Early episodes reveal that Jolyon Jr.’s past misadventures in Europe come back to haunt him and from that point on, he’s kind of a miserable – but pretty! — gloomy Gus.
If “Downton” and “Gilded Age” offer a smooth blend of melodrama and lighter moments, “Forsytes” is choppier. It takes itself and its characters with utmost seriousness – until it doesn’t midway through episode three, allowing for comedic interludes mostly involving Winifred Forsyte Dartie (Eleanor Jackson) and her husband, Monty (Tom Durant Pritchard). Winifred encourages her father to add Monty to the Forsyte & Co. board of directors.
“Monty’s your man,” she advises. “He’s entirely without scruples and he’ll vote how you tell him to.”
Through the six-episode first season, “The Forsytes” explores themes of desire versus duty, what it means to rebel in the era and many exchanges of harsh words as characters fall in and out of love with such speed that some viewers may get whiplash.
There are other reasons this version of “Forsytes” is at a disadvantage: The 2002 series seemed fresh compared to the one from 1967, which was in black and white. And the 2002 iteration premiered in an era when costume dramas were scarcer, which made it more unique. This “Forsytes” comes on the heels of “The Gilded Age” and a new season of “Bridgerton.” It doesn’t help that “Forsytes” apes “Bridgerton” with narration by matriarch Ann Forsyte (Francesca Annis), who sounds a lot like Julie Andrews’ Lady Whistledown from the Netflix show.
“And so it begins, the crumbling of the polished façade, the unraveling of the carefully curated life we built for ourselves, free of scandal and inconvenient truths,” Ann Forsyte narrates at the start of episode two.
In addition to beginning with a never-before-seen prequel for its first season, “The Forsytes” is envisioned as an ongoing, annual series. Season two has already wrapped production and will likely air on PBS in 2027. A third season has also been ordered.
In addition to inventing characters from whole cloth, Horsfield also makes alterations to existing characters, some for the better, some not.
June’s governess has been replaced by Louisa (Eleanor Tomlinson). Jolyon Jr.’s first wife, Frances, only gets mentioned in the novel’s family tree, Horsfield said, but is a significant character in “Forsytes.”

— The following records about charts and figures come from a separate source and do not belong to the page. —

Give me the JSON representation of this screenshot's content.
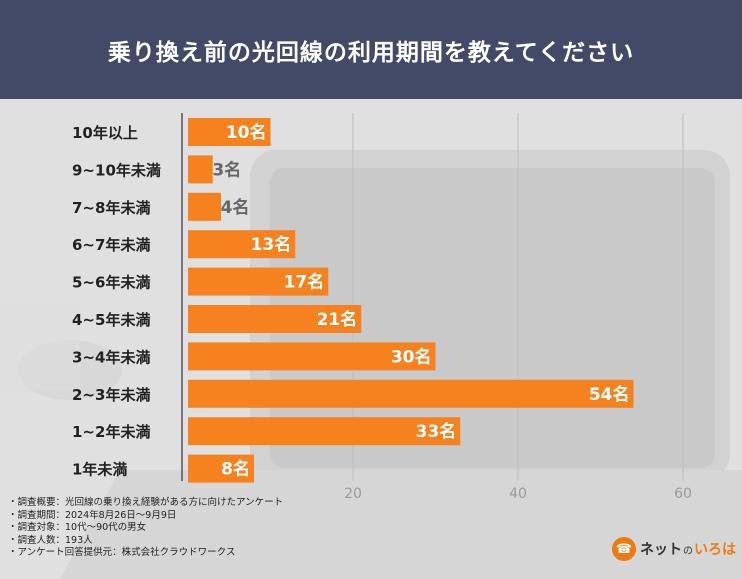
{
  "title": "乗り換え前の光回線の利用期間を教えてください",
  "colors": {
    "header_bg": "#424a68",
    "bar": "#f5821f",
    "label_inside": "#ffffff",
    "label_outside": "#666666",
    "accent": "#ee7a12"
  },
  "chart_data": {
    "type": "bar",
    "orientation": "horizontal",
    "title": "乗り換え前の光回線の利用期間を教えてください",
    "categories": [
      "10年以上",
      "9~10年未満",
      "7~8年未満",
      "6~7年未満",
      "5~6年未満",
      "4~5年未満",
      "3~4年未満",
      "2~3年未満",
      "1~2年未満",
      "1年未満"
    ],
    "values": [
      10,
      3,
      4,
      13,
      17,
      21,
      30,
      54,
      33,
      8
    ],
    "value_suffix": "名",
    "xlim": [
      0,
      60
    ],
    "xticks": [
      20,
      40,
      60
    ],
    "xticks_labels": [
      "20",
      "40",
      "60"
    ],
    "xlabel": "",
    "ylabel": "",
    "grid": true
  },
  "notes": [
    "・調査概要：光回線の乗り換え経験がある方に向けたアンケート",
    "・調査期間：2024年8月26日～9月9日",
    "・調査対象：10代～90代の男女",
    "・調査人数：193人",
    "・アンケート回答提供元：株式会社クラウドワークス"
  ],
  "logo": {
    "badge_glyph": "☎",
    "prefix": "ネット",
    "particle": "の",
    "brand": "いろは"
  }
}
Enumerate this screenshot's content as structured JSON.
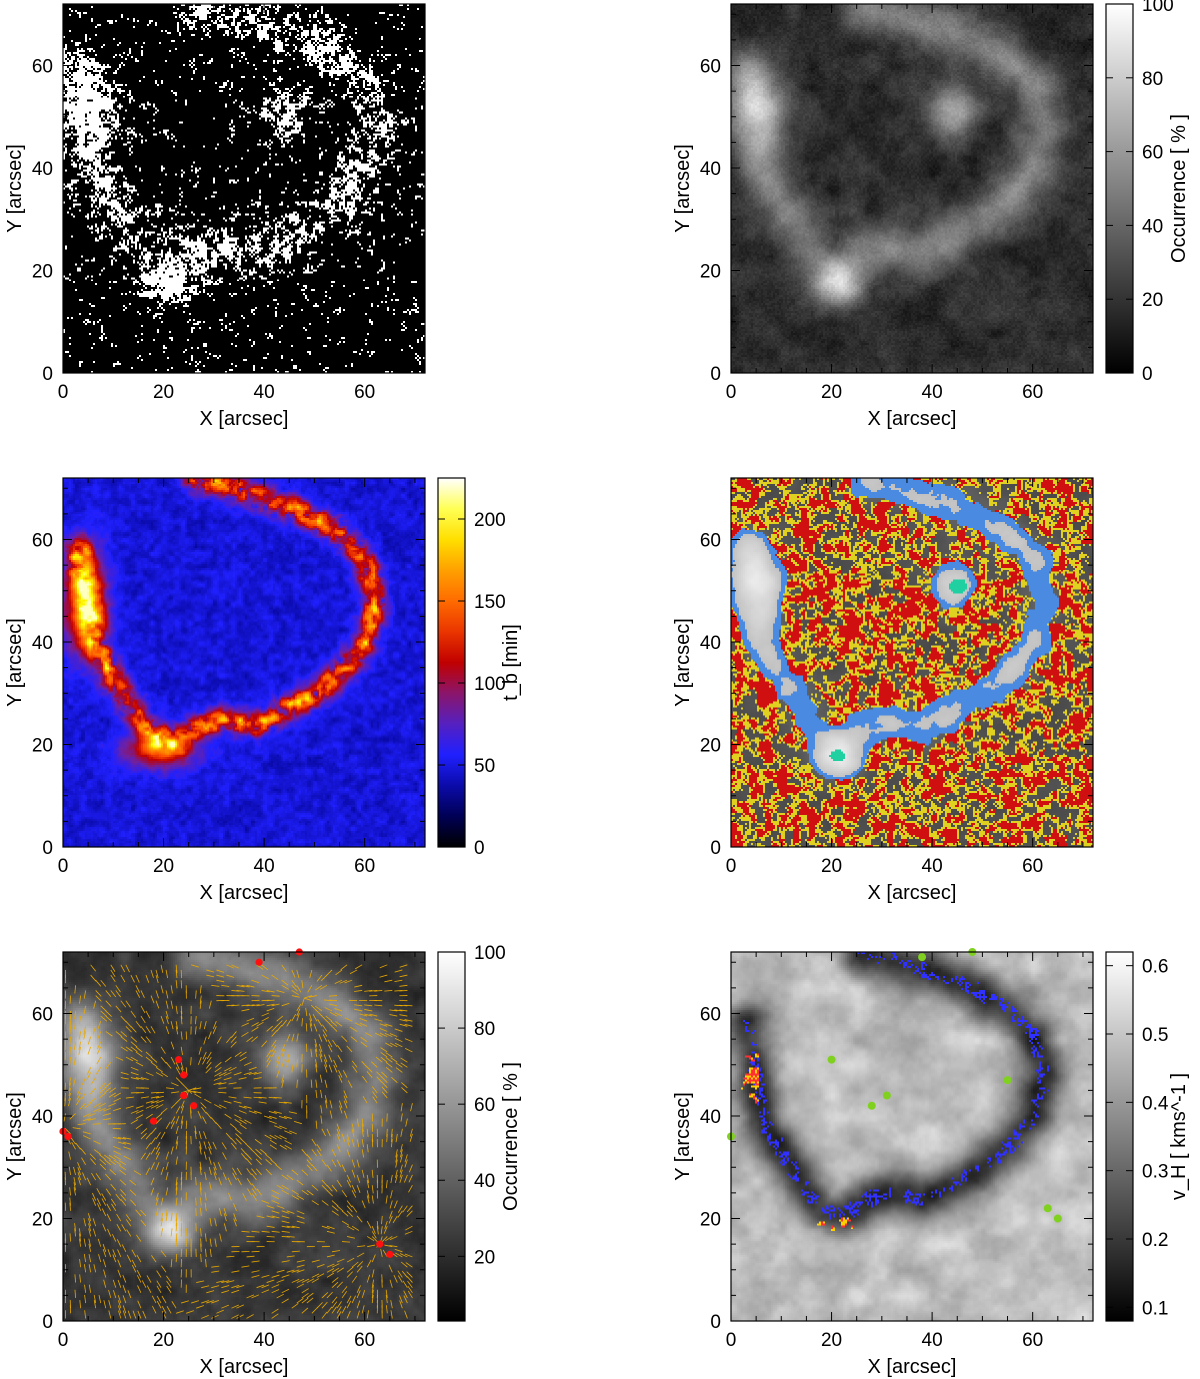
{
  "chart_data": [
    {
      "type": "heatmap",
      "panel": "top-left",
      "xlabel": "X [arcsec]",
      "ylabel": "Y [arcsec]",
      "xlim": [
        0,
        72
      ],
      "ylim": [
        0,
        72
      ],
      "xticks": [
        0,
        20,
        40,
        60
      ],
      "yticks": [
        0,
        20,
        40,
        60
      ],
      "colormap": "binary",
      "colorbar": null,
      "colors": {
        "low": "#000000",
        "high": "#ffffff"
      }
    },
    {
      "type": "heatmap",
      "panel": "top-right",
      "xlabel": "X [arcsec]",
      "ylabel": "Y [arcsec]",
      "xlim": [
        0,
        72
      ],
      "ylim": [
        0,
        72
      ],
      "xticks": [
        0,
        20,
        40,
        60
      ],
      "yticks": [
        0,
        20,
        40,
        60
      ],
      "colormap": "gray",
      "colorbar": {
        "label": "Occurrence [ % ]",
        "ticks": [
          0,
          20,
          40,
          60,
          80,
          100
        ],
        "range": [
          0,
          100
        ]
      },
      "colors": {
        "low": "#000000",
        "high": "#ffffff"
      }
    },
    {
      "type": "heatmap",
      "panel": "middle-left",
      "xlabel": "X [arcsec]",
      "ylabel": "Y [arcsec]",
      "xlim": [
        0,
        72
      ],
      "ylim": [
        0,
        72
      ],
      "xticks": [
        0,
        20,
        40,
        60
      ],
      "yticks": [
        0,
        20,
        40,
        60
      ],
      "colormap": "fire",
      "colorbar": {
        "label": "t_b [min]",
        "ticks": [
          0,
          50,
          100,
          150,
          200
        ],
        "range": [
          0,
          225
        ]
      },
      "colors": {
        "stops": [
          "#000000",
          "#000080",
          "#2020ff",
          "#7020a0",
          "#c00000",
          "#ff5000",
          "#ffa000",
          "#ffff00",
          "#ffffff"
        ]
      }
    },
    {
      "type": "heatmap",
      "panel": "middle-right",
      "xlabel": "X [arcsec]",
      "ylabel": "Y [arcsec]",
      "xlim": [
        0,
        72
      ],
      "ylim": [
        0,
        72
      ],
      "xticks": [
        0,
        20,
        40,
        60
      ],
      "yticks": [
        0,
        20,
        40,
        60
      ],
      "colormap": "categorical overlay",
      "colorbar": null,
      "colors": {
        "red": "#d01010",
        "yellow": "#e0d020",
        "blue": "#4a8ae0",
        "green": "#20d0a0",
        "background": "#3a3a3a"
      }
    },
    {
      "type": "heatmap",
      "panel": "bottom-left",
      "xlabel": "X [arcsec]",
      "ylabel": "Y [arcsec]",
      "xlim": [
        0,
        72
      ],
      "ylim": [
        0,
        72
      ],
      "xticks": [
        0,
        20,
        40,
        60
      ],
      "yticks": [
        0,
        20,
        40,
        60
      ],
      "colormap": "gray",
      "colorbar": {
        "label": "Occurrence [ % ]",
        "ticks": [
          20,
          40,
          60,
          80,
          100
        ],
        "range": [
          3,
          100
        ]
      },
      "colors": {
        "arrows": "#e8a800",
        "patches": "#ff1010"
      }
    },
    {
      "type": "heatmap",
      "panel": "bottom-right",
      "xlabel": "X [arcsec]",
      "ylabel": "Y [arcsec]",
      "xlim": [
        0,
        72
      ],
      "ylim": [
        0,
        72
      ],
      "xticks": [
        0,
        20,
        40,
        60
      ],
      "yticks": [
        0,
        20,
        40,
        60
      ],
      "colormap": "gray",
      "colorbar": {
        "label": "v_H [ kms^-1 ]",
        "ticks": [
          0.1,
          0.2,
          0.3,
          0.4,
          0.5,
          0.6
        ],
        "range": [
          0.08,
          0.62
        ]
      },
      "colors": {
        "contour_blue": "#3030ff",
        "contour_red": "#ff3030",
        "contour_yellow": "#ffd000",
        "patches": "#80d020"
      }
    }
  ]
}
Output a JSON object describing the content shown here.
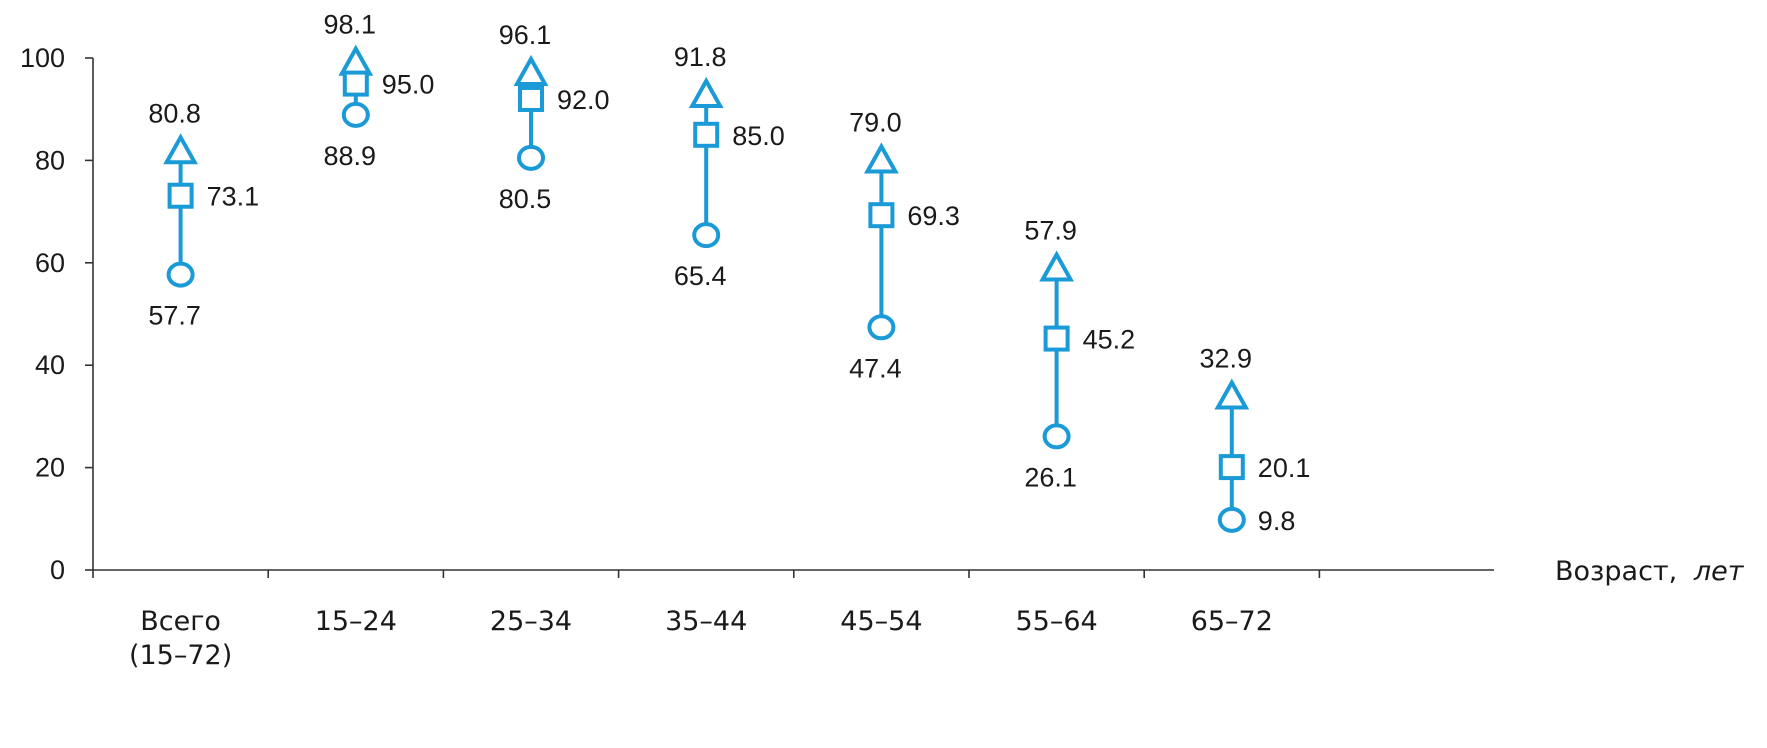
{
  "colors": {
    "marker": "#1a9ad6",
    "axis": "#333333",
    "text": "#1a1a1a"
  },
  "chart_data": {
    "type": "scatter",
    "categories": [
      [
        "Всего",
        "(15–72)"
      ],
      [
        "15–24"
      ],
      [
        "25–34"
      ],
      [
        "35–44"
      ],
      [
        "45–54"
      ],
      [
        "55–64"
      ],
      [
        "65–72"
      ]
    ],
    "series": [
      {
        "marker": "triangle",
        "values": [
          80.8,
          98.1,
          96.1,
          91.8,
          79.0,
          57.9,
          32.9
        ],
        "labels": [
          "80.8",
          "98.1",
          "96.1",
          "91.8",
          "79.0",
          "57.9",
          "32.9"
        ]
      },
      {
        "marker": "square",
        "values": [
          73.1,
          95.0,
          92.0,
          85.0,
          69.3,
          45.2,
          20.1
        ],
        "labels": [
          "73.1",
          "95.0",
          "92.0",
          "85.0",
          "69.3",
          "45.2",
          "20.1"
        ]
      },
      {
        "marker": "circle",
        "values": [
          57.7,
          88.9,
          80.5,
          65.4,
          47.4,
          26.1,
          9.8
        ],
        "labels": [
          "57.7",
          "88.9",
          "80.5",
          "65.4",
          "47.4",
          "26.1",
          "9.8"
        ]
      }
    ],
    "ylim": [
      0,
      100
    ],
    "yticks": [
      "0",
      "20",
      "40",
      "60",
      "80",
      "100"
    ],
    "xlabel": {
      "main": "Возраст,",
      "unit": "лет"
    },
    "ylabel": "",
    "grid": false
  }
}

“She’s considered to be so unimportant that she doesn’t feature in the book at all, but that seemed for our story to be a missed opportunity,” Horsfield said of Frances. “It is a kind of prequel, inasmuch as we meet this character and we do find out what makes her tick.”
By aging down Jolyon Jr. and Soames, in their 50s in the novels but in their early 30s in “Forsytes,” Horsfield gives the characters more opportunity to evolve over time.
“There’s endless runway” for story, Horsfield said. “The novels take place over about 30 years and we wanted to be able to go into a little more detail and stay with the characters for longer at certain stages of their lives.